Мне казалось, что после выхода из столовой прошло много часов, но цифры, бегущие по экрану шлема, говорили, что на все про все у меня ушло не больше получаса с момента нападения на станцию.
Наконец выбравшись из лаборатории, я ударом руки активировала аварийное закрытие дверей и только после этого смогла сползти по стенке, ощущая себя так, словно на мне не осталось ни одного живого места. Удар трубы по голове, скорее всего вызвал сотрясение мозга, а ее торец, прошедшийся по спине, наверняка повредил одно из верхних ребер и разрезал кожу, судя по запаху крови внутри скафандра и слабости во всем теле. Хотя, вполне вероятно, слабость вызвана страхом и отчаяньем.
Я была уверена, что большинство из людей, работающих на станции, чувствовали себя здесь довольно спокойно и безопасно. Наверное до последней секунды не веря, что кто-то решится на них напасть. Столько военных истребителей ее защищало, столько ученных работало над ее созданием, и к тому же все думали подобно мне. Зачем разрушать то, что можно присвоить, на станции так много дорого оборудования, куча исследований, которые можно добыть, просто захватив ее и людей, которые здесь присутствуют тоже. Но уничтожать?! И только одна мысль приходила в голову, что это месть. За Радужный! Месть доктору Кирку и всем причастным к гибели спутника. Месть Гаррирана Земной Федерации, и я теперь практически уверена, что это только начало в этой войне. И то что даже Кардаль здесь громит нашу станцию плечом к плечу с Гаррираном говорит о том, что равнодушных или воздержавшихся не осталось. И одно только имя Кардальских псов будет нести впереди себя ужас и панику в стройные и горящие азартом военные ряды Федерации Земли. Эти уже не люди, отличались особой жестокостью к своим врагам, да и в своем мире очень жестко поддерживали естественный отбор. Хотя информации по ним в федерации было крайне мало. Кардаль остался закрытым миром даже после вновь возобновившихся контактов со своими прародителями.

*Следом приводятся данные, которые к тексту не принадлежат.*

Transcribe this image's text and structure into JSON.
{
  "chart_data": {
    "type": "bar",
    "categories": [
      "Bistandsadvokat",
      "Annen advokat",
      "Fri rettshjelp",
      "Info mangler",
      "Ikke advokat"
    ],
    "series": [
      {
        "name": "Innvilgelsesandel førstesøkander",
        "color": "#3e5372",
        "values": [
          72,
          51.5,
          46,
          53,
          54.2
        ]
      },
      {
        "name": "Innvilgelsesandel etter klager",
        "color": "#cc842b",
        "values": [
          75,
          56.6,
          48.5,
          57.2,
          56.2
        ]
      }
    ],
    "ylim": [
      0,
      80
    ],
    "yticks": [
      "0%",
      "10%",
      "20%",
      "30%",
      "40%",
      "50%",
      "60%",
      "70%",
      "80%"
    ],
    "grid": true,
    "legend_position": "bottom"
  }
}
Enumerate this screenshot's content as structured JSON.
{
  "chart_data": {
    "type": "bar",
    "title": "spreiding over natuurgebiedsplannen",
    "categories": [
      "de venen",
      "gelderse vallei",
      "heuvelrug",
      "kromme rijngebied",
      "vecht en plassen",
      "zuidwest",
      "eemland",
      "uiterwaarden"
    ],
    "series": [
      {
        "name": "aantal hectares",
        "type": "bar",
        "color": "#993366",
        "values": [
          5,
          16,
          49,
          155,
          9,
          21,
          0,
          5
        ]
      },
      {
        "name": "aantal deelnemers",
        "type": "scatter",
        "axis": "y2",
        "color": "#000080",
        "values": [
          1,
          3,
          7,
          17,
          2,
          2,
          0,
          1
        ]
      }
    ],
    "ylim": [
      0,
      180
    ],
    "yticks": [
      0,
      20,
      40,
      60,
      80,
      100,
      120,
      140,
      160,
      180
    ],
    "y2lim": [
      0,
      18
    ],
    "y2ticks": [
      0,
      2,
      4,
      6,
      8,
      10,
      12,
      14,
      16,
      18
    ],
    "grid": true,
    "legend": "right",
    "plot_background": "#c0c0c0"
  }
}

Меня мутило, и даже прижавшись раненной спиной к стене, я чувствовала, как трясет мелкой противной дрожью. По полу стелился сизый дым, мешая видеть четко и ясно, и я отстранено отметила потерю очков в этой кутерьме со скафандром и взрывом. Но это уже не так волновало, как вопрос что мне делать дальше. Все более усиливавшиеся толчки, ощущаемые всем телом, говорили о том, что станция вот-вот начнет разваливаться на куски, а я так и не знаю, что еще предпринять для собственного спасения. С горечью поняла, что не смотря на не слишком уж сахарную жизнь, все же представляю собой тепличный цветок, который грозит завянуть, лишившись привычной обстановки. Еще бы, пиратский корабль я не помню, слишком мала была, а в приюте меня все время опекали мама Рая и папа Карсон, защищая умного ребенка, отличающегося от большинства. Только учеба окружала со всех сторон, потом университет, где на меня так же возлагали большие надежды и опекали взрослые.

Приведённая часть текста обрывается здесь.